The code is the documentation

2018-09-12

The first time I heard someone saying: “the code is the documentation”, I thought it sounded completely wrong, like a lazy excuse for not producing documentation. However, it kept me thinking and I realised that there is also truth in this statement. This paradoxical thought-provoking quality makes it a proper mantra for agile practitioners, because it expresses a fundamental agile value: “working software over comprehensive documentation“.

Before we go further into details, I should dismiss the notion that agile developers don’t write documentation or misconceive its worth. Nope. We still produce documentation. However, we also apply the following agile principle to it: “Simplicity, the art of maximising the amount of work not done, is essential.” It is expedient to minimise documentation by adhering to practices that reduce the need for it. In agile development, documentation takes on the role of accessory parts whereas the primary attention is given to the codebase. Or more succinctly:

“Truth can only be found in one place: the code.” (Robert C. Martin, Clean Code)

paper stack

The codebase is the ultimate source of truth. It is referenced in case of doubt, when a question is either too detailed or if the documentation is out-of-date. The code provides insight where no other method of reference is available. With this in mind, it is evident that code should be written in a way that is well-structured and understandable. Self-documenting code reduces or disposes the need for external documentation. Knowledge is represented in a single artefact and there is no need to synchronise multiple sources. Unfortunately, most real-world codebases do not have these ideal qualities. There could be many reasons for that, but the most common reason is that software entropy has taken its toll over time, and that too little attention was paid to refactoring.

So, code quality, self-documenting code, and continuous refactoring go hand in hand. It is important to understand that the highest code quality is achieved through conceptual clarity.
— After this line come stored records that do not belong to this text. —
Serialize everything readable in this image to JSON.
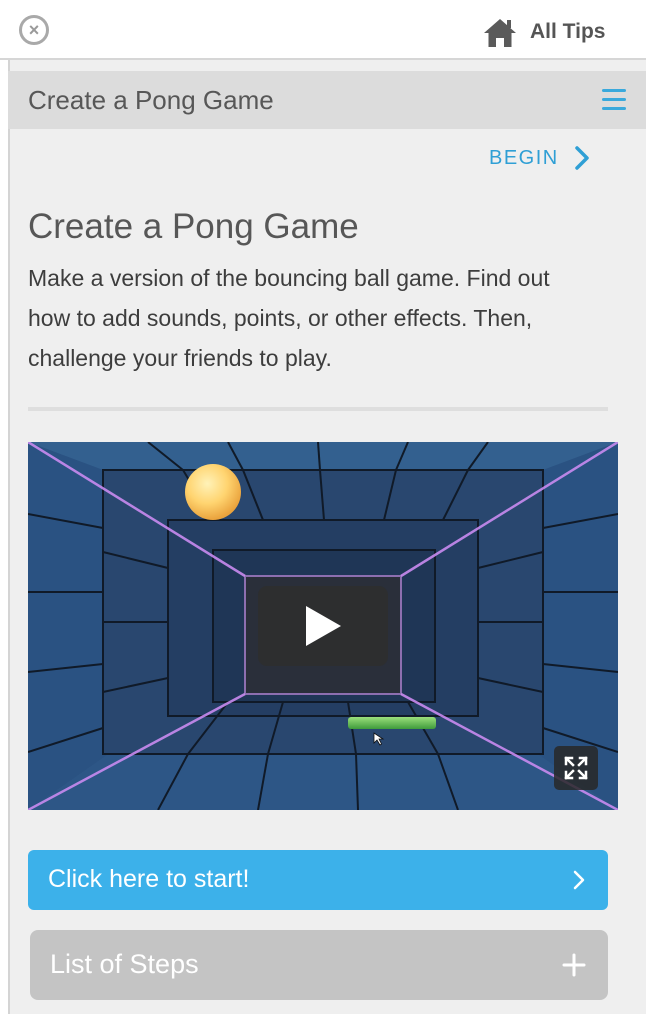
{
  "topbar": {
    "close_icon": "close-circle-icon",
    "all_tips_icon": "home-icon",
    "all_tips_label": "All Tips"
  },
  "title_bar": {
    "title": "Create a Pong Game",
    "menu_icon": "hamburger-menu-icon"
  },
  "tip": {
    "begin_label": "BEGIN",
    "heading": "Create a Pong Game",
    "description": "Make a version of the bouncing ball game. Find out how to add sounds, points, or other effects. Then, challenge your friends to play."
  },
  "video": {
    "play_icon": "play-icon",
    "fullscreen_icon": "fullscreen-icon"
  },
  "actions": {
    "start_label": "Click here to start!",
    "steps_label": "List of Steps"
  },
  "colors": {
    "accent": "#3cb1ea",
    "link": "#2f9fd5",
    "panel_bg": "#efefef",
    "title_bar_bg": "#dcdcdc",
    "steps_bg": "#c4c4c4"
  }
}
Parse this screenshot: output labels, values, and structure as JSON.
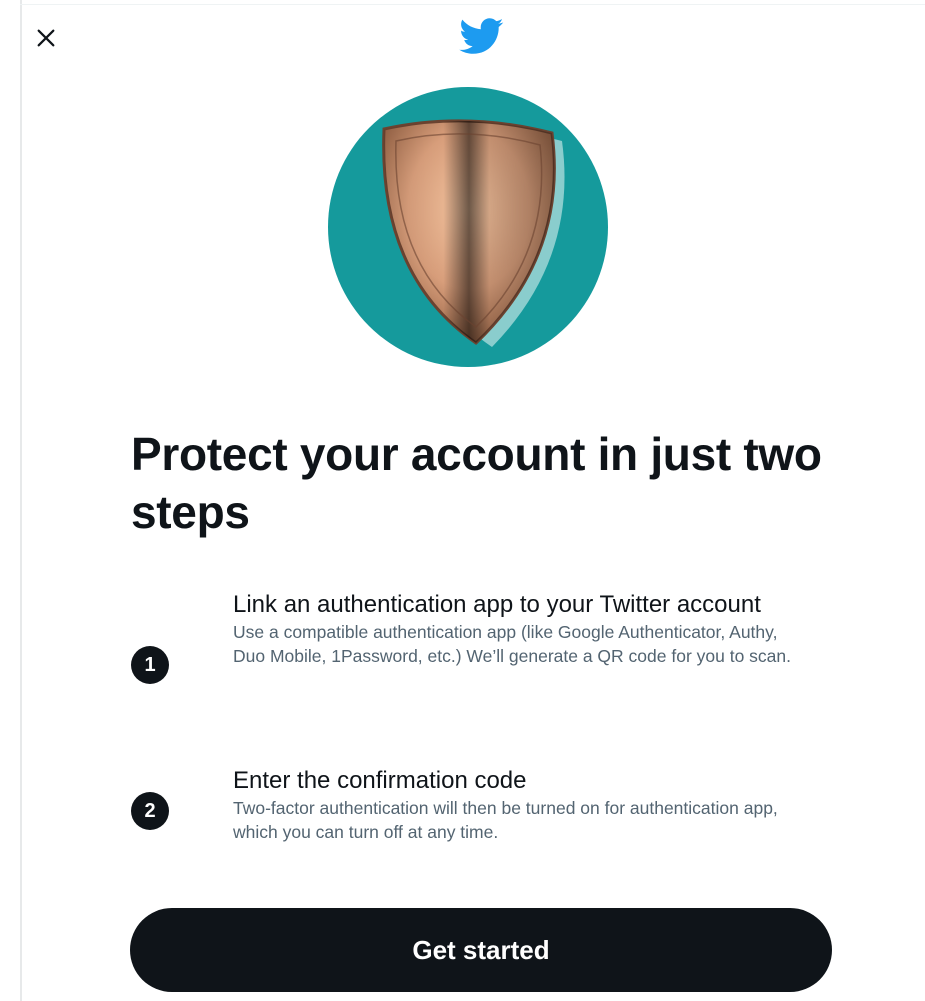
{
  "header": {
    "close_icon": "close-icon",
    "logo_icon": "twitter-bird-icon",
    "brand_color": "#1d9bf0"
  },
  "hero": {
    "icon": "shield-icon",
    "circle_color": "#159a9c"
  },
  "headline": "Protect your account in just two steps",
  "steps": [
    {
      "number": "1",
      "title": "Link an authentication app to your Twitter account",
      "description": "Use a compatible authentication app (like Google Authenticator, Authy, Duo Mobile, 1Password, etc.) We’ll generate a QR code for you to scan."
    },
    {
      "number": "2",
      "title": "Enter the confirmation code",
      "description": "Two-factor authentication will then be turned on for authentication app, which you can turn off at any time."
    }
  ],
  "cta": {
    "label": "Get started",
    "color": "#0f1419"
  }
}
Conceptual clarity comes from good naming and good structure. This is by far more important than coding style, naming conventions, formatting and other external features, although the latter do of course contribute to code quality. Naming and structure cannot be tested automatically. Unlike code style, conventions, and formatting, they require human perception and intelligence. Which is one more reason to adopt such practices as code reviews and pair programming.
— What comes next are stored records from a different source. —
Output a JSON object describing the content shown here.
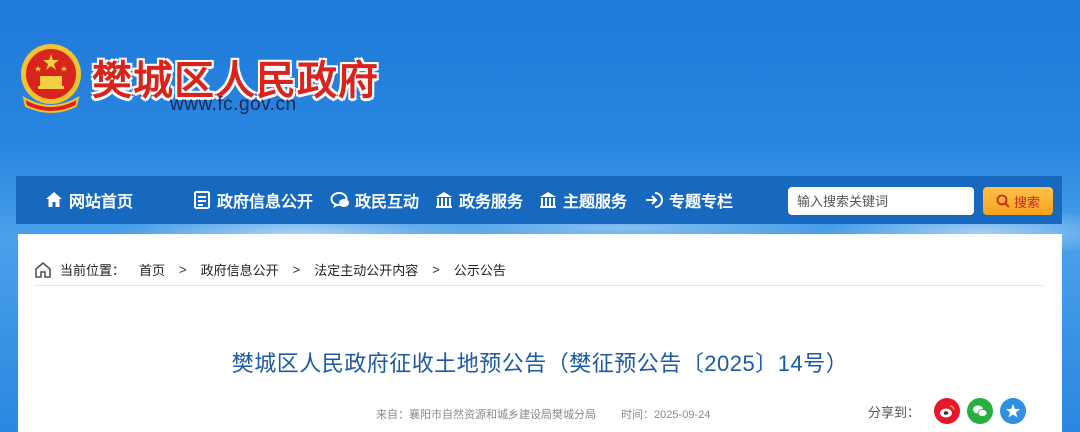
{
  "header": {
    "site_title": "樊城区人民政府",
    "site_url": "www.fc.gov.cn"
  },
  "nav": {
    "items": [
      {
        "label": "网站首页",
        "icon": "home-icon"
      },
      {
        "label": "政府信息公开",
        "icon": "document-icon"
      },
      {
        "label": "政民互动",
        "icon": "chat-icon"
      },
      {
        "label": "政务服务",
        "icon": "building-icon"
      },
      {
        "label": "主题服务",
        "icon": "building-icon"
      },
      {
        "label": "专题专栏",
        "icon": "enter-icon"
      }
    ],
    "search_placeholder": "输入搜索关键词",
    "search_button": "搜索"
  },
  "breadcrumb": {
    "label": "当前位置：",
    "items": [
      "首页",
      "政府信息公开",
      "法定主动公开内容",
      "公示公告"
    ],
    "separator": ">"
  },
  "article": {
    "title": "樊城区人民政府征收土地预公告（樊征预公告〔2025〕14号）",
    "source": "来自：襄阳市自然资源和城乡建设局樊城分局",
    "time": "时间：2025-09-24"
  },
  "share": {
    "label": "分享到：",
    "targets": [
      "weibo-icon",
      "wechat-icon",
      "qzone-icon"
    ]
  },
  "colors": {
    "nav_bg": "#1669bf",
    "title_red": "#d8241c",
    "article_title": "#1a5aa6",
    "search_btn": "#f7a21a"
  }
}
Coming back to “the code is the documentation”, I think the best way to understand this phrase is as an abstract ideal that ought to be worked towards. In an ideal world, code doesn’t need additional documentation, because it is so beautifully clear that it can be understood by anyone without any prior knowledge. It answers all questions that might arise about the software. It clarifies the intentions of the programmer and it is therefore also easy to maintain and change. Obviously, this is really difficult to achieve in the real world, especially across a large codebase, but its self-documenting properties are quite likely the best measure of code quality.